Yes, many collections of water.  If my memory and calculations are correct, one inch of rain on a 20x30 foot roof yields almost 375 US gallons.  Hard to imagine 375 gallon jugs, rain is good like that.
Further anecdote:  I lived in a place in the coastal range, west of here, that was up on a hill, and used a water ram to send the remaining 10% of a seasonal spring uphill to the small water reservoir above the house.  It was not rainwater though, so I should terminate the anecdote...

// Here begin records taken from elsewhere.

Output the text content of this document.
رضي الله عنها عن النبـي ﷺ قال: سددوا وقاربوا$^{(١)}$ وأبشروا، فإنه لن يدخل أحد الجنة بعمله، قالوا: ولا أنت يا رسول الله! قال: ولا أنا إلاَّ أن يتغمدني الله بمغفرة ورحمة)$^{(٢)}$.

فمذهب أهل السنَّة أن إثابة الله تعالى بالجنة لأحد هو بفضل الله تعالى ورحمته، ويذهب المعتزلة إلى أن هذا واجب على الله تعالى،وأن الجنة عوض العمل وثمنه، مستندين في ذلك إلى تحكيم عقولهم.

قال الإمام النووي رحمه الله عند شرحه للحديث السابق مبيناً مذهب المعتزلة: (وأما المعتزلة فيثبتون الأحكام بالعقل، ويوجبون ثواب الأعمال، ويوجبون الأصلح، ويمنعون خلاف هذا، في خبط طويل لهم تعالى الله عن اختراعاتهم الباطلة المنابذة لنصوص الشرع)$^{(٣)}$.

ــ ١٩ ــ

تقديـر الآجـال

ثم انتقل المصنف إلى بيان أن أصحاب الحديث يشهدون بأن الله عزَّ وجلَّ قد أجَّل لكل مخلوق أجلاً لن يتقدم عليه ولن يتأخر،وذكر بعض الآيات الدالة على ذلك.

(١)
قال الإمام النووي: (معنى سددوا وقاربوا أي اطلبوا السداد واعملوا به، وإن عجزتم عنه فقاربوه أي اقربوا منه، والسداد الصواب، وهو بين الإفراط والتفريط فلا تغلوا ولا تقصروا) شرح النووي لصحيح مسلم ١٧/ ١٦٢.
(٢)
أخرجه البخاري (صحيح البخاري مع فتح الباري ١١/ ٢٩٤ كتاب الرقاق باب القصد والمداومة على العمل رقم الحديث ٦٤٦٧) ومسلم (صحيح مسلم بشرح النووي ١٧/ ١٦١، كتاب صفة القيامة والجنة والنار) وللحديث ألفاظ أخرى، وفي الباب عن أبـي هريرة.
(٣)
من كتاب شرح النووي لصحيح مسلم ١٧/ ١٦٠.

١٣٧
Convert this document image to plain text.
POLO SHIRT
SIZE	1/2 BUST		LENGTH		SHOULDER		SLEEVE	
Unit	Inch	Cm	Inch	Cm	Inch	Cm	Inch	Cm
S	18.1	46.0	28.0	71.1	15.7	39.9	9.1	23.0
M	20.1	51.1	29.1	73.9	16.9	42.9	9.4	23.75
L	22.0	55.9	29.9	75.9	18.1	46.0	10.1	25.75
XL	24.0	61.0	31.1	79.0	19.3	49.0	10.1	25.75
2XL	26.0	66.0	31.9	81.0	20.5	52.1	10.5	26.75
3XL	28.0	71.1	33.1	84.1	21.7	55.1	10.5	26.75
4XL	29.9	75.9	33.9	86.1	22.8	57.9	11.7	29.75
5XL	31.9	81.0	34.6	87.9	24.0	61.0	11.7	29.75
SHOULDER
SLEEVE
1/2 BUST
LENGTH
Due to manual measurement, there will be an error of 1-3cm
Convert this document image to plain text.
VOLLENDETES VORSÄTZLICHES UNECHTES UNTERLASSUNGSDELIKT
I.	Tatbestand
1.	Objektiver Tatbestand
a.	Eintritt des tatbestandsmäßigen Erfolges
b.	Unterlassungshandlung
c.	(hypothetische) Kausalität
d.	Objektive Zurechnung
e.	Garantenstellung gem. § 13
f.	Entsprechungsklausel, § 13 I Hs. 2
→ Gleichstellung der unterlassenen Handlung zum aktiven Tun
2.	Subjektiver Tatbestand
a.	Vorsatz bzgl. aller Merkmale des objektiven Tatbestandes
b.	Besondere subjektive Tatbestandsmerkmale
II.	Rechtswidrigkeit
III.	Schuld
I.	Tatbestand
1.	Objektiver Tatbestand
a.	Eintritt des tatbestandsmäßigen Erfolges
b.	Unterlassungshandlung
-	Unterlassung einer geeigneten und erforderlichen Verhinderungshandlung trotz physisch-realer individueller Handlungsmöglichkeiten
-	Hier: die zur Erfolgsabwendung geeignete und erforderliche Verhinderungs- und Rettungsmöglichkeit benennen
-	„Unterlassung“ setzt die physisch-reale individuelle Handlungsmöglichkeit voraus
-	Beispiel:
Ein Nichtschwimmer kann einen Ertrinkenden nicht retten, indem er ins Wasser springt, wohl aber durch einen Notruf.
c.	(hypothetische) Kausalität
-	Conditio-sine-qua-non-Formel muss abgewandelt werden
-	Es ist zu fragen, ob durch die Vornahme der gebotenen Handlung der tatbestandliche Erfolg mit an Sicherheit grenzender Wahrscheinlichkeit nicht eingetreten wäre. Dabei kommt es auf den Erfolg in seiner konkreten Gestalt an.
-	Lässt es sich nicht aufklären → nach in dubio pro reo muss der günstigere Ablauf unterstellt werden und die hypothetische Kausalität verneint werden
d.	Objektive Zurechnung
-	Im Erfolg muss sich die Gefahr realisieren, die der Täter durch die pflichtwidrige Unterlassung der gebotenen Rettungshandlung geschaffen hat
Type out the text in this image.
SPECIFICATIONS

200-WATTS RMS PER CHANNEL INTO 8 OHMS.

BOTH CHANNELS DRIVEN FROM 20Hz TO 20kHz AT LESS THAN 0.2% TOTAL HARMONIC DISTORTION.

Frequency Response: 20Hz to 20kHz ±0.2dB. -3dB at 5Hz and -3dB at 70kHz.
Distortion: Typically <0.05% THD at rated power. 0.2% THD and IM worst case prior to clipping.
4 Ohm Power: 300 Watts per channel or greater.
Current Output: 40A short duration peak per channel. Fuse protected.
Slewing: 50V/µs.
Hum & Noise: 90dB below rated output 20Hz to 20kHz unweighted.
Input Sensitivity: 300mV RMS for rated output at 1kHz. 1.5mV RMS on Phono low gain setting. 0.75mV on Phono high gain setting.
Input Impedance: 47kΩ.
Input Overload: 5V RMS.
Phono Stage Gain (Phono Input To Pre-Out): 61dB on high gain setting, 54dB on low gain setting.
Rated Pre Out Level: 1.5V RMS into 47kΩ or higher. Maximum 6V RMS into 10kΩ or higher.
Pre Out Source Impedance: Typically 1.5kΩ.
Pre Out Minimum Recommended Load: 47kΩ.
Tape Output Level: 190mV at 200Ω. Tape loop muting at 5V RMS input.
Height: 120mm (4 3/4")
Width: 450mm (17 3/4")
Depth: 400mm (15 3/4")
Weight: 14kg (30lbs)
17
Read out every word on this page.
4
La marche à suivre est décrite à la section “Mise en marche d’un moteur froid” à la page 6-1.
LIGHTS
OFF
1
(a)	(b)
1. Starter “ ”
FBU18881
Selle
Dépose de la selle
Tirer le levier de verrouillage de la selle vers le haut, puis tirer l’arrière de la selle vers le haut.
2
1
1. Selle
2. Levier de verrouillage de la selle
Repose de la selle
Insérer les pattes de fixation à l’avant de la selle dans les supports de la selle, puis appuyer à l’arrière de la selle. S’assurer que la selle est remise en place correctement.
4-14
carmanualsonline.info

On 4/12/06, Ben Barrett <[EMAIL PROTECTED]> wrote:
Ahh, I'm so glad to read that :)  The rainwater system is exactly why I'm going... I helped my workplace make a donation for that, and was gifted a ticket.  Incidentally, the farm I grew up on has a cool rainwater collection system, where a 20'x30' roof on top of the hill collections rainwater into a buried basin, and feeds out for animals in the fields below.  I'm so proud.

   Ben

PS - I am looking forward to the burning man panel on saturday.
PPS - If it wasn't a little out there, we wouldn't be certain we were still in Eugene, maybe?   (err, maybe we're not)



On 4/12/06, Alan <[EMAIL PROTECTED]> wrote:
Ben Barrett wrote:
  > I am going to the HOPES conference this weekend at UO and should be able to
> answer my own question soon :)
> http://hopes.uoregon.edu
> (very cool stuff, there -- check it out if you have the time and
> inclination)
>
>    Ben

Why do they always need to muck up a perfectly useful conference with
blather?
I mean, morning yoga? Linear time?
That's hardly going to bring in the masses.
Too bad, 'cause that rainwater one looks interesting.